The principal task of the gastrointestinal tract is to supply the body with its caloric requirements and metabolic material. The structures of the entire gastrointestinal tract, from the mouth to the large intestine, are optimized to accomplish this task. It is within the small intestines, especially the jejunum and ileum, where the majority of absorption occurs through the long row of epithelial cells, enterocytes, which coat the inner surface of the small intestine. These epithelial cells, together with the villi they cover, should properly be considered the organ of absorption. The surface area available for absorption is maximized in several ways. The circular folds of the small intestine (including the epithelial cells, lamina propria, muscularis mucosae, and submucosal layers) increase the surface area grossly.

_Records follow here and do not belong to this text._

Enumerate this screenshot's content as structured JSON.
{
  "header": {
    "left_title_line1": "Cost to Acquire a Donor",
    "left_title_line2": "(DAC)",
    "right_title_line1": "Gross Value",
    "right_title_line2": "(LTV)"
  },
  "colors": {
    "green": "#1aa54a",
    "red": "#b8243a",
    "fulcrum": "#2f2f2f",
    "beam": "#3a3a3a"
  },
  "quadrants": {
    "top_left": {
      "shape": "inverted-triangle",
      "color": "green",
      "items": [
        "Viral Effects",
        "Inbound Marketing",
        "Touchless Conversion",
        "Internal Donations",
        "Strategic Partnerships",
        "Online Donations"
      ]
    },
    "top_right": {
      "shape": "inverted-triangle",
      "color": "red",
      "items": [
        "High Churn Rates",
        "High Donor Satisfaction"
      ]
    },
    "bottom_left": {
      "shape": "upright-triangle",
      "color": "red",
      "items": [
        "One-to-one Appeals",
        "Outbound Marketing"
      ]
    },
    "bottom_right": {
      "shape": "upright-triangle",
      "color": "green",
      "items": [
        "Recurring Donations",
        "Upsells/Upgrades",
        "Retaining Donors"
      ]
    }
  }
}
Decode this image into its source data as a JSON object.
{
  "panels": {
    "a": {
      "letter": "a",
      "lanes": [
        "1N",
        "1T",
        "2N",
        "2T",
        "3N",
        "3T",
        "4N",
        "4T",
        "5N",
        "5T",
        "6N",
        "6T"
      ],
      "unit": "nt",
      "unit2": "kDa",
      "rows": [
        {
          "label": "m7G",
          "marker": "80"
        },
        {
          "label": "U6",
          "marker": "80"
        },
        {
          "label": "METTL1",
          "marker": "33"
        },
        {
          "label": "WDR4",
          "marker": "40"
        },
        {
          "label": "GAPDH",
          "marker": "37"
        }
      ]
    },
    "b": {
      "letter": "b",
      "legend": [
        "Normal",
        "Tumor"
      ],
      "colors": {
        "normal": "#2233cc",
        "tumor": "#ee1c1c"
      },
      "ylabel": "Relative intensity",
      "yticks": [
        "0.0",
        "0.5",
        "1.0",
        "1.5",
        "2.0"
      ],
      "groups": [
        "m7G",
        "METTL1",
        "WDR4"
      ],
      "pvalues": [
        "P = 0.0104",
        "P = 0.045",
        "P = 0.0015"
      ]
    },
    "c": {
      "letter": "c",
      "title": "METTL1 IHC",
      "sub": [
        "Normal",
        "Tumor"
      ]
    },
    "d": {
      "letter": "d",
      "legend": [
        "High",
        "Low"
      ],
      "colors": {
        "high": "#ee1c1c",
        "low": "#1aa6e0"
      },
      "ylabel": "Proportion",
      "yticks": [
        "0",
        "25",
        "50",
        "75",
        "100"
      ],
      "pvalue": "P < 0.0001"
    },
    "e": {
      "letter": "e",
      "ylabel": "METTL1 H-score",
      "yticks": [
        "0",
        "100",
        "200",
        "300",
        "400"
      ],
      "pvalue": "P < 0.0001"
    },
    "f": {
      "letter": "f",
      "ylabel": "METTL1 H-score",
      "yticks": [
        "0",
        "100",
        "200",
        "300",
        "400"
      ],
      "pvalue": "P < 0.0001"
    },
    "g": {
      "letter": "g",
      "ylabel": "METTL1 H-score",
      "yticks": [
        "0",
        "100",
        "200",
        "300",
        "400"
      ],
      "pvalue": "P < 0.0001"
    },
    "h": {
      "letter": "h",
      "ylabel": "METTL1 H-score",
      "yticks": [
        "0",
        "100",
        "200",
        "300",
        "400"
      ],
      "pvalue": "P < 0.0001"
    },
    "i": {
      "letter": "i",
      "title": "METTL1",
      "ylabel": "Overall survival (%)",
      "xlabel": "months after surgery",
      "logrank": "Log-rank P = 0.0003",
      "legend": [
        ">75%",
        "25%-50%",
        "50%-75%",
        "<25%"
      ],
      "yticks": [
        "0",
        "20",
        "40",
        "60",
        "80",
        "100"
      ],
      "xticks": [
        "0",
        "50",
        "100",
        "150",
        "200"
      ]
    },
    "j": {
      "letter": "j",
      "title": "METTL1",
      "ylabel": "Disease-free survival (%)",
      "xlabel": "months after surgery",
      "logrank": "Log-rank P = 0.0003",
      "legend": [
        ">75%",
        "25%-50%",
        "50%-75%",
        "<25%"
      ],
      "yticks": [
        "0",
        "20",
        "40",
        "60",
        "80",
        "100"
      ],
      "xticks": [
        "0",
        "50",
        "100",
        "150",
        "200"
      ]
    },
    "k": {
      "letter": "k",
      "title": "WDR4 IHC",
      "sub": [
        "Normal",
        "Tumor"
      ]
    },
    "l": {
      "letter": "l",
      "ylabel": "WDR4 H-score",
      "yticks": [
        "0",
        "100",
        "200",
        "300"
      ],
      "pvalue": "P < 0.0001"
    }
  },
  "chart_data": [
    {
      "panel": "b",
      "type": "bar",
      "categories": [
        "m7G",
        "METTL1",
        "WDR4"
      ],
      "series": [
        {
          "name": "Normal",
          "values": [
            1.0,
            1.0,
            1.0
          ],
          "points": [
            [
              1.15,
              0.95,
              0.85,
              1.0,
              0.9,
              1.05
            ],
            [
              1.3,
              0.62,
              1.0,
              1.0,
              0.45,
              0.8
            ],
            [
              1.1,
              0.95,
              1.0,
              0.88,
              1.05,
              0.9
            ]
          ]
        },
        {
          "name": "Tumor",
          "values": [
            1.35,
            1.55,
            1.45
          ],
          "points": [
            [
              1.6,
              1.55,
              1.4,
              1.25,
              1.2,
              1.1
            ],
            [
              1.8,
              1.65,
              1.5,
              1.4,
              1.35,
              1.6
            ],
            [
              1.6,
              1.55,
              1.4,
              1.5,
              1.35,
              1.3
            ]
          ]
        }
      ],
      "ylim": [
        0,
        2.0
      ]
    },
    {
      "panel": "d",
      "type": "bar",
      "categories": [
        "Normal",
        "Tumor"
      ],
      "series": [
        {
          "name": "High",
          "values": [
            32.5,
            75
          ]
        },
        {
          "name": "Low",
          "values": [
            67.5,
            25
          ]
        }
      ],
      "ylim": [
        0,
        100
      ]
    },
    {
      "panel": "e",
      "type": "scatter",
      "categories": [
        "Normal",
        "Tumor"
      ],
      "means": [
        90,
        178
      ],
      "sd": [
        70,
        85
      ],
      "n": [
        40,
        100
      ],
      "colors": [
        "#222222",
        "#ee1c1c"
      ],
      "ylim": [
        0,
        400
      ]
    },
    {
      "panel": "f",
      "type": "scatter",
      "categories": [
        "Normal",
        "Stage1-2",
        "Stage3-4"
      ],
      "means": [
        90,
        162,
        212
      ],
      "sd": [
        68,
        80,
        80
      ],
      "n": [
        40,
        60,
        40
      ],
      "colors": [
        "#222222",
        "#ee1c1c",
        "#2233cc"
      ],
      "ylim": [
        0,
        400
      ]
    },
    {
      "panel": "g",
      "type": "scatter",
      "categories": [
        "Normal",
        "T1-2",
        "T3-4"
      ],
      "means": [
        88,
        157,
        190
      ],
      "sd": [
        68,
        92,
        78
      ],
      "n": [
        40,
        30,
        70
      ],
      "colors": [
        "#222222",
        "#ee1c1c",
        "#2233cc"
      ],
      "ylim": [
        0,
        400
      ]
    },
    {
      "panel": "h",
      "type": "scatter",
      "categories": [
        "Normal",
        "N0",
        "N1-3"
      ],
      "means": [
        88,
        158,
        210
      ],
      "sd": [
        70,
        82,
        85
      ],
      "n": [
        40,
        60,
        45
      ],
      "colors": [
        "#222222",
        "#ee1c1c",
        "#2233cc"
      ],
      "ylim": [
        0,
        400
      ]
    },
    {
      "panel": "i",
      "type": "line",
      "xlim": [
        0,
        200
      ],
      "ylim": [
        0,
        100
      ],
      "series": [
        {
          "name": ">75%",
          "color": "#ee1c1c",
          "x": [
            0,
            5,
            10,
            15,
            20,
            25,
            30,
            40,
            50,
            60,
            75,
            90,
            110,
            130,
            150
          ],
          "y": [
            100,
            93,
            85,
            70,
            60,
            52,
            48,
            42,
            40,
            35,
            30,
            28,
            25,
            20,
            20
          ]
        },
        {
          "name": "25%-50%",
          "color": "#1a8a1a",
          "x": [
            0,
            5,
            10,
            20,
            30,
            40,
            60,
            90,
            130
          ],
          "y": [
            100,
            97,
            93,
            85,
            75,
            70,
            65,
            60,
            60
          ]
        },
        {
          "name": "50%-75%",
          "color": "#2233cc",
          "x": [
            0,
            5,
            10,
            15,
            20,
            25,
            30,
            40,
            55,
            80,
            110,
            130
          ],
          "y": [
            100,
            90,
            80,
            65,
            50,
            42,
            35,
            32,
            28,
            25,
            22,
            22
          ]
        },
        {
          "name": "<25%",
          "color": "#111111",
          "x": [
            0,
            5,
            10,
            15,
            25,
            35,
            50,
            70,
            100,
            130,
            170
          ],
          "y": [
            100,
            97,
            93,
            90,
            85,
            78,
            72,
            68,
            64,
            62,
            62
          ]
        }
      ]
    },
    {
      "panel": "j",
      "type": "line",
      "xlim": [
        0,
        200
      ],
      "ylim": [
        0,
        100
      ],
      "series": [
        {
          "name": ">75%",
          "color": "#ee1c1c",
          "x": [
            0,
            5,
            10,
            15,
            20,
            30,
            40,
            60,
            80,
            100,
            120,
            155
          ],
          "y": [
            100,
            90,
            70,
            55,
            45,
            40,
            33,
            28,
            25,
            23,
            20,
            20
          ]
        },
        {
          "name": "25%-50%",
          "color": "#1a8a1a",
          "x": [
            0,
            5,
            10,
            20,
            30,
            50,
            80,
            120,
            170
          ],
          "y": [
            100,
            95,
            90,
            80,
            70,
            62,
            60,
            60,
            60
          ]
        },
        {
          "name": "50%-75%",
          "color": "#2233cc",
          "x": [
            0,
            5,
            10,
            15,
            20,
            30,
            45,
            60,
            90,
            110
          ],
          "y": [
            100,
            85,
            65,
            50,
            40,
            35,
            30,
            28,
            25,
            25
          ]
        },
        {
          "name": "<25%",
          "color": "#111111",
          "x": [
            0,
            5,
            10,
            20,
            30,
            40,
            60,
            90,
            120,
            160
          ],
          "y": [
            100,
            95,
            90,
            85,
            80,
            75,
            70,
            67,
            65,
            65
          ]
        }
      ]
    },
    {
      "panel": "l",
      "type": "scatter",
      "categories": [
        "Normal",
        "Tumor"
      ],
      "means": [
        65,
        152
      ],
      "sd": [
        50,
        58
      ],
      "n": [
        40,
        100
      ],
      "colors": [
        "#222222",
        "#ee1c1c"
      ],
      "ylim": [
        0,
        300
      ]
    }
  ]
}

The villi that project from the lumen and circular folds further increase the surface area available for absorption. Finally, the apical surfaces of the enterocytes themselves have a striated border, which is actually composed of microvilli extending from each enterocyte into the lumen. It has been calculated that each epithelial cell is provided with about 1000 microvilli, which increase the cellular surface approximately 24 times. The microvilli seem to vary only a little in size (average length, 1 micron; width, 0.07 micron) and have a core of actin microfilaments extending down their length to attach to a network of fibrils, the terminal web, at the apical edges of the cells. Contraction or relaxation of this web can widen or narrow the space between adjacent villi.
At some time after the ingestion of a meal containing fat, fine lipid droplets can be observed in the intermicrovillous spaces; slightly later, the droplets appear in the area of the terminal web, where they accumulate in minute vesicles, which owe their existence to a pinocytotic activity, probably of the intermicrovillous plasma membrane. The droplets then can be found in the main body of the epithelial cell, where they coalesce to form larger units in vesicles or cisternae, which are connected with each other by intracellular tubules. The fat drop- lets pass toward the lateral cell surfaces. From the inter- cellular spaces, the droplets traverse the basement membrane and the interstitial spaces of the lamina propria to enter the central lacteals of the villi. The lacteals carry fats and fluid proximally via lymphatic channels that ultimately drain to the cisterna chyli, thoracic duct, and, finally, left subclavian vein. For this reason, fat-soluble substances can bypass the liver, which receives the substances from the lumen that are transported to it via the hepatic portal vein.
|EPITHELIUM OF SMALL INTESTINE|
The nucleus of the enterocytes is typically located in its basal region, near the Golgi apparatus. Mitochondria and other organelles of the cell body show no particular or specific features. To maintain a separation between the lumen of the intestines (which is technically outside the body) and the extracellular space within the body, the apical region of enterocytes and other cells of the intestinal epithelium are bound to each other by junctional complexes in the vicinity of the terminal web. The enterocytes are anchored to the underlying connective tissue of the lamina propria by tight junctions. This allows the enterocytes to be selective about the substances that are released into the lamina propria and, thereafter, the bloodstream.